Hydrogels are widely used in skin ailments and tissue engineering due to their ability to retain water, deliver drugs into wounds, and biodegrade. However, they are difficult to manufacture and not very resilient to external forces. They also do not inherently fight bacterial infections, so they are often infused with antimicrobial drugs or metal ions, which can cause antibiotic resistance and negative effects on cell growth. Researchers have developed a new hydrogel that is easier to make, has natural antibiotic properties, and promotes cell growth.

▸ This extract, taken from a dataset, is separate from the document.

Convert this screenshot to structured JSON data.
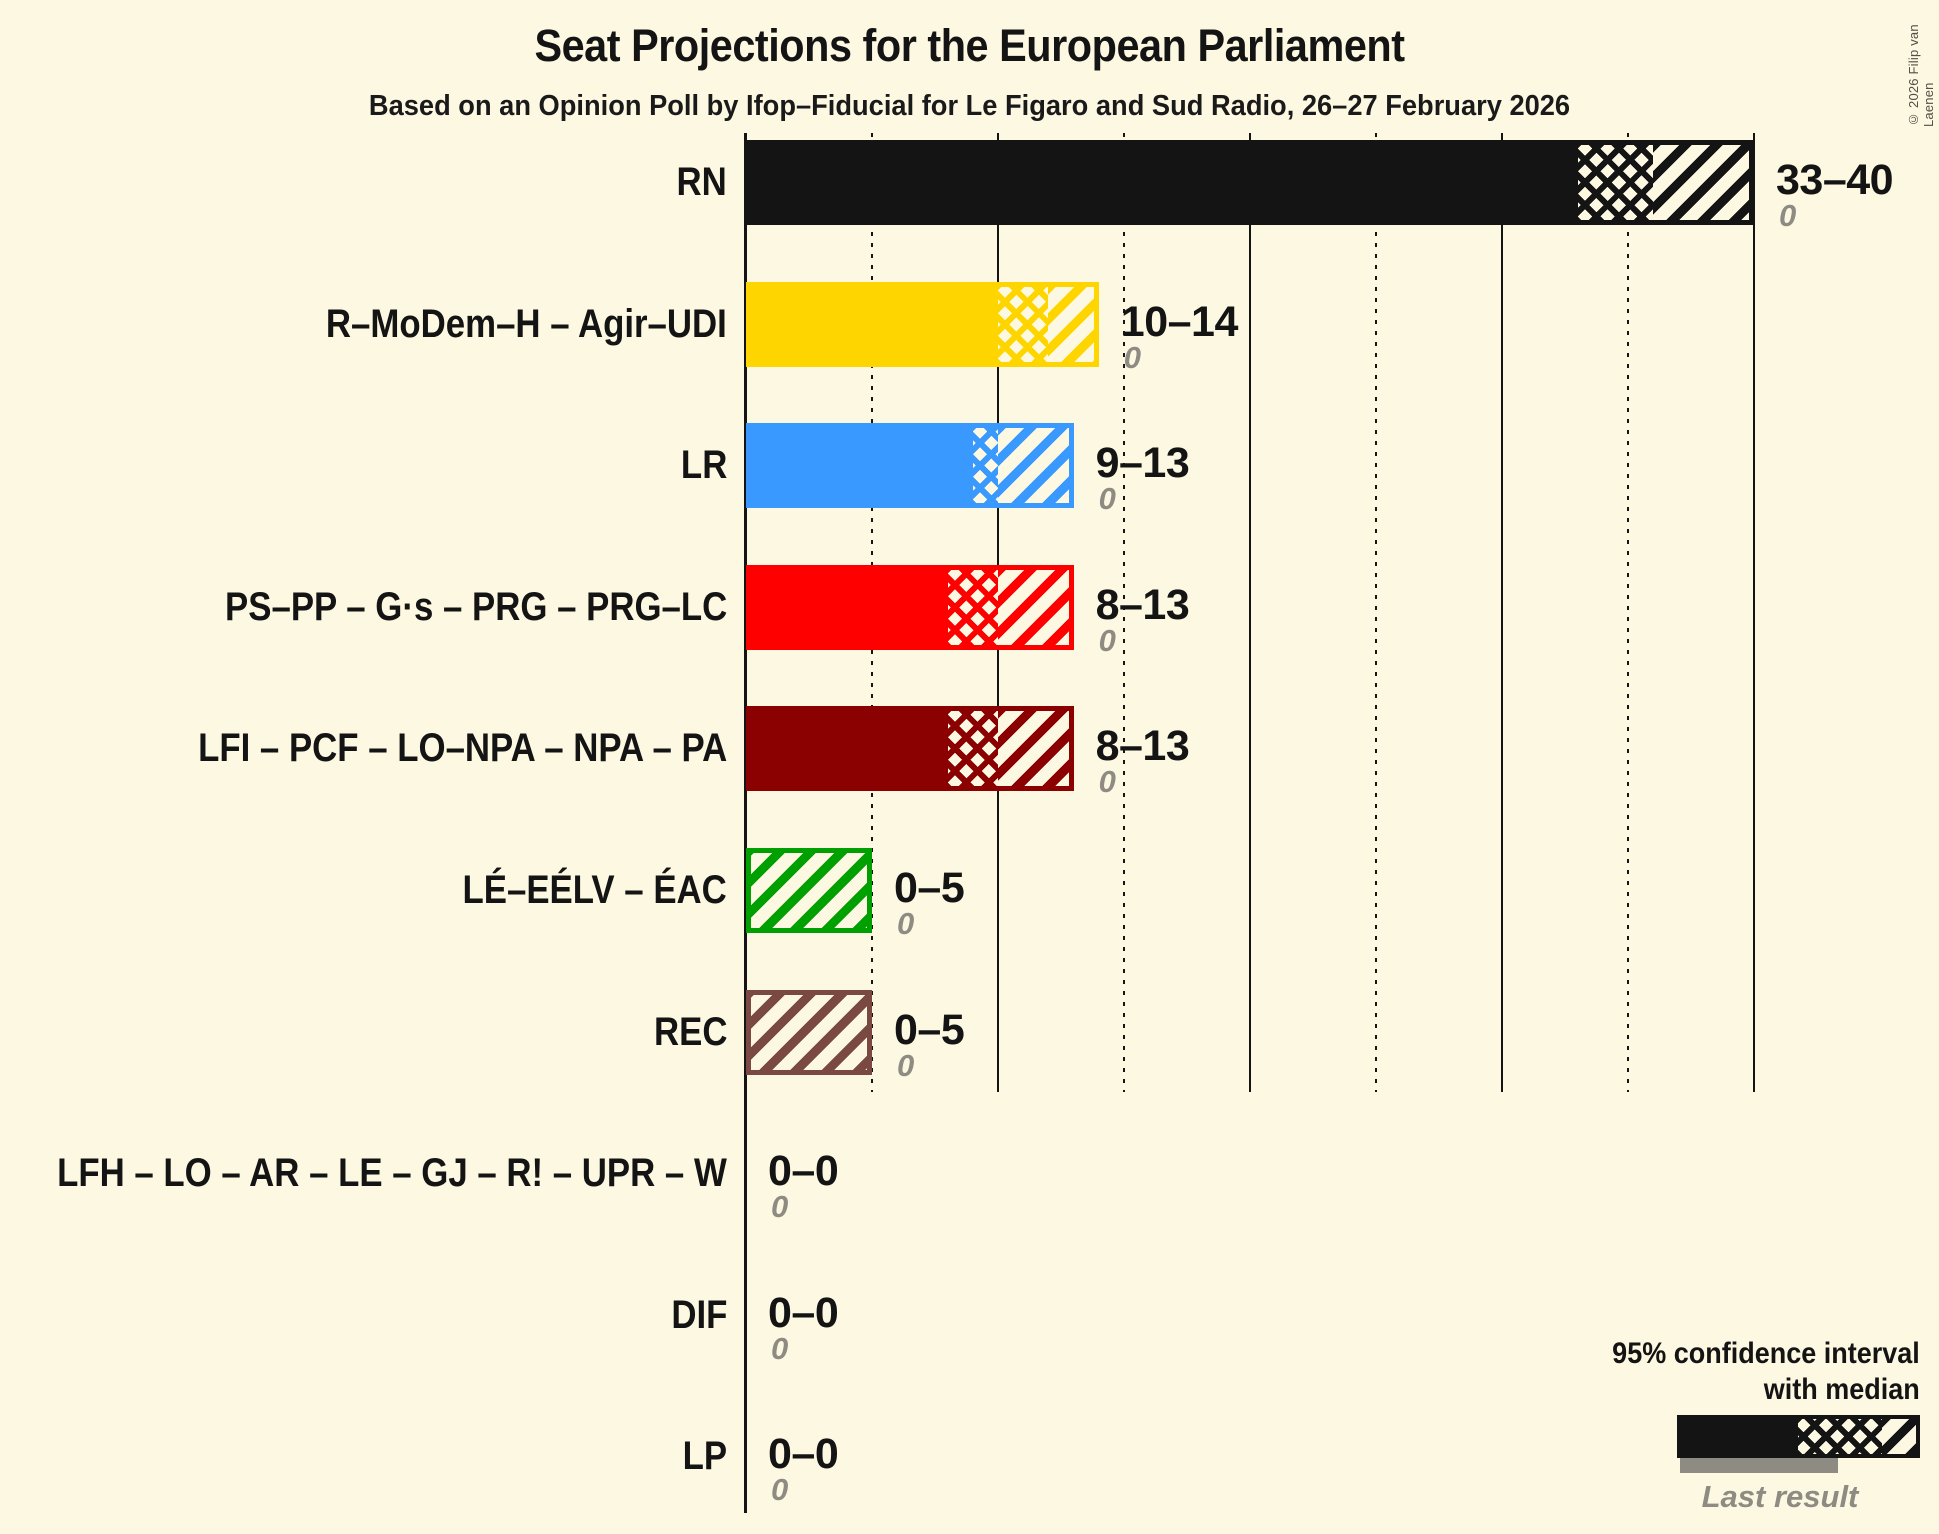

By adding polylysine and platelet-rich blood plasma to the common hydrogel Gel-MA, researchers have created a hydrogel that is well-suited for wound care. The new hydrogel is stronger, expands in the wound, lasts longer, kills bacteria, and creates a healthy environment for new cells to grow. The continuous release of polylysine on the wound surface inhibits bacterial growth without affecting cell proliferation and development. The hydrogel was tested on E. coli and S. aureus, damaging bacteria cell membranes and leading to bacterial cell death, while also promoting the growth of healthy cells.
The inclusion of platelet-rich blood plasma in the hydrogel resulted in the release of growth factors and an increase in viable cells. By mixing polylysine and platelet-rich plasma solutions, researchers were able to create a hydrogel that can be cured under a UV lamp for 30 seconds instead of undergoing repeated freezing and thawing for hours. This new hydrogel has the potential to provide better treatments for patients with chronically infected wounds, particularly those with metabolic diseases like diabetes.
Overall, the new hydrogel developed by researchers shows promise in treating skin wounds that are difficult to heal, especially in patients with underlying metabolic diseases. By combining polylysine and platelet-rich blood plasma with the Gel-MA hydrogel, the researchers have created a solution that is stronger, more effective at killing bacteria, and promotes the growth of healthy cells. This innovative approach to wound care could offer a new and improved treatment option for patients with chronic infections and underlying health conditions.